On Wednesday he shared the stage with a woman from Albany who represents the state bar leaders’ hopes to help close the justice gap. If the new solution to access to justice is “do it yourself,” she would seek to be the guide.
Laureen Kelly is a lawyer, but that’s not really why she was there. She created and expanded a law library in the Daugherty County Courthouse, where she works daily providing research and assistance to people who can’t find or can’t afford a lawyer. She serves on the State Bar of Georgia Access to Justice Committee, which has won a grant to address the rural lawyer shortage. The plan is to use the grant to expand Kelly’s library and make it a pilot project for other parts of the state to copy.
If people in Atlanta or other cities don’t fully understand the needs of rural areas, Kelly seeks to be the translator. When people asked why the state can’t simply provide more legal aid lawyers, Kelly explained that often those who come to her for help do not meet the low-income requirements for legal aid help, but they don’t have the money to pay a lawyer either. Or they do meet the guidelines, but they have a need that legal aid lawyers aren’t allowed to handle such as divorce.
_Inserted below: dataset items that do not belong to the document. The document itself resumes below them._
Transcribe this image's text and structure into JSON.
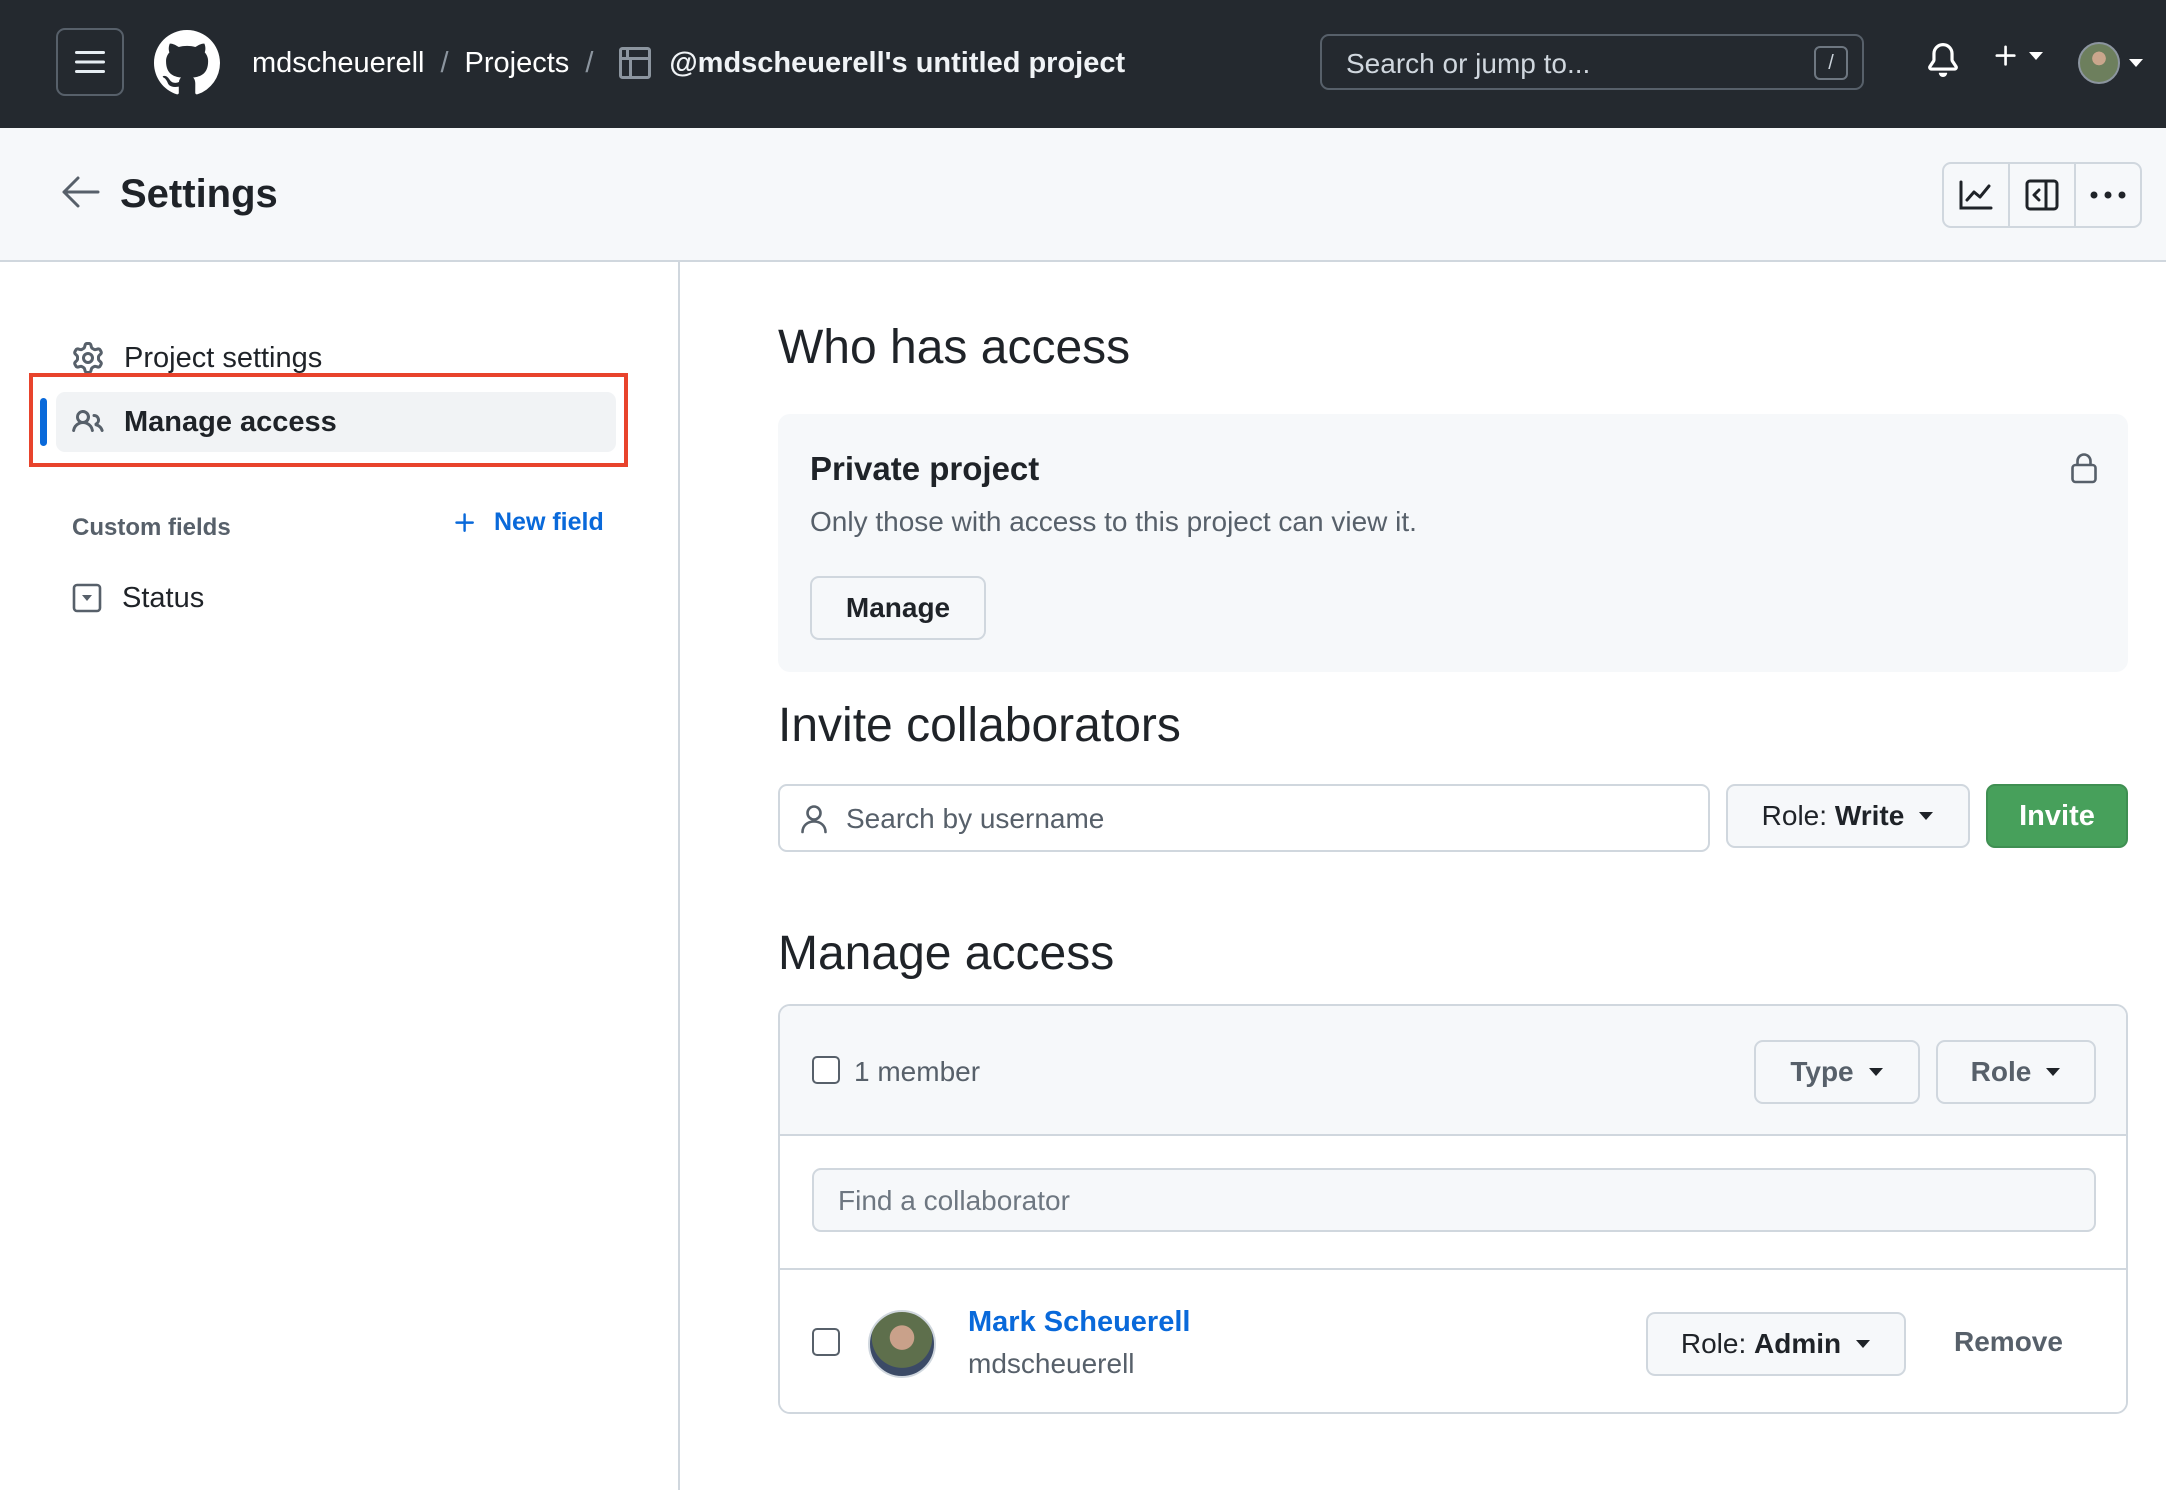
{
  "header": {
    "owner": "mdscheuerell",
    "projects_link": "Projects",
    "project_title": "@mdscheuerell's untitled project",
    "search_placeholder": "Search or jump to...",
    "search_shortcut": "/"
  },
  "subheader": {
    "title": "Settings"
  },
  "sidebar": {
    "items": [
      {
        "label": "Project settings",
        "icon": "gear-icon"
      },
      {
        "label": "Manage access",
        "icon": "people-icon",
        "active": true
      }
    ],
    "custom_fields_label": "Custom fields",
    "new_field_label": "New field",
    "fields": [
      {
        "label": "Status",
        "icon": "single-select-icon"
      }
    ]
  },
  "who_has_access": {
    "heading": "Who has access",
    "visibility_title": "Private project",
    "visibility_desc": "Only those with access to this project can view it.",
    "manage_label": "Manage"
  },
  "invite": {
    "heading": "Invite collaborators",
    "search_placeholder": "Search by username",
    "role_prefix": "Role:",
    "role_value": "Write",
    "invite_label": "Invite"
  },
  "manage_access": {
    "heading": "Manage access",
    "member_count": "1 member",
    "type_filter": "Type",
    "role_filter": "Role",
    "find_placeholder": "Find a collaborator",
    "members": [
      {
        "name": "Mark Scheuerell",
        "login": "mdscheuerell",
        "role_prefix": "Role:",
        "role": "Admin",
        "remove_label": "Remove"
      }
    ]
  },
  "colors": {
    "header_bg": "#24292f",
    "accent": "#0969da",
    "invite_green": "#47a05b",
    "highlight": "#e8432c"
  }
}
Or the legal aid lawyers are already overbooked.
When someone asked why people in underserved areas don’t just use their computers and broadband internet to get help online, Kelly explained than many of the people who walk into her second-floor library don’t have laptops and tablets. A significant number of them can’t read or write, she said.
“They literally need someone to sit with them, pull up the forms and tell them ‘your name goes here,’” she said. Sometimes they have other needs to address. She talked about providing food for a diabetic who was about to faint from low blood sugar in the midst of dealing with a stressful legal problem.
With the pilot project underway, Kelly’s library is adding space and resources. She now has an assistant to help, along with a cadre of passionate volunteers she has recruited. “They say it’s addictive,” she said.
But “do it yourself” law with help runs into another potential problem: unlicensed practice of law, which is illegal.
Charlie Lester, a past president of the state bar and chairman of the bar’s Justice for All task force, told the conference that the bar is going to have to address the “unlicensed practice implications” in order to promote the law library model.
While Kelly is a licensed lawyer, not every librarian or volunteer would be.
Lester noted that many courts routinely see 60 percent to 90 percent of parties unrepresented.
“We’re never going to have a system that provides a lawyer for everybody,” Lester said. “There are not enough lawyers, even though a lot of people say there are too many, and there probably are.”
Still, with DIY and help from Kelly’s law library model, Lester said the goal for access to justice can be 100 percent.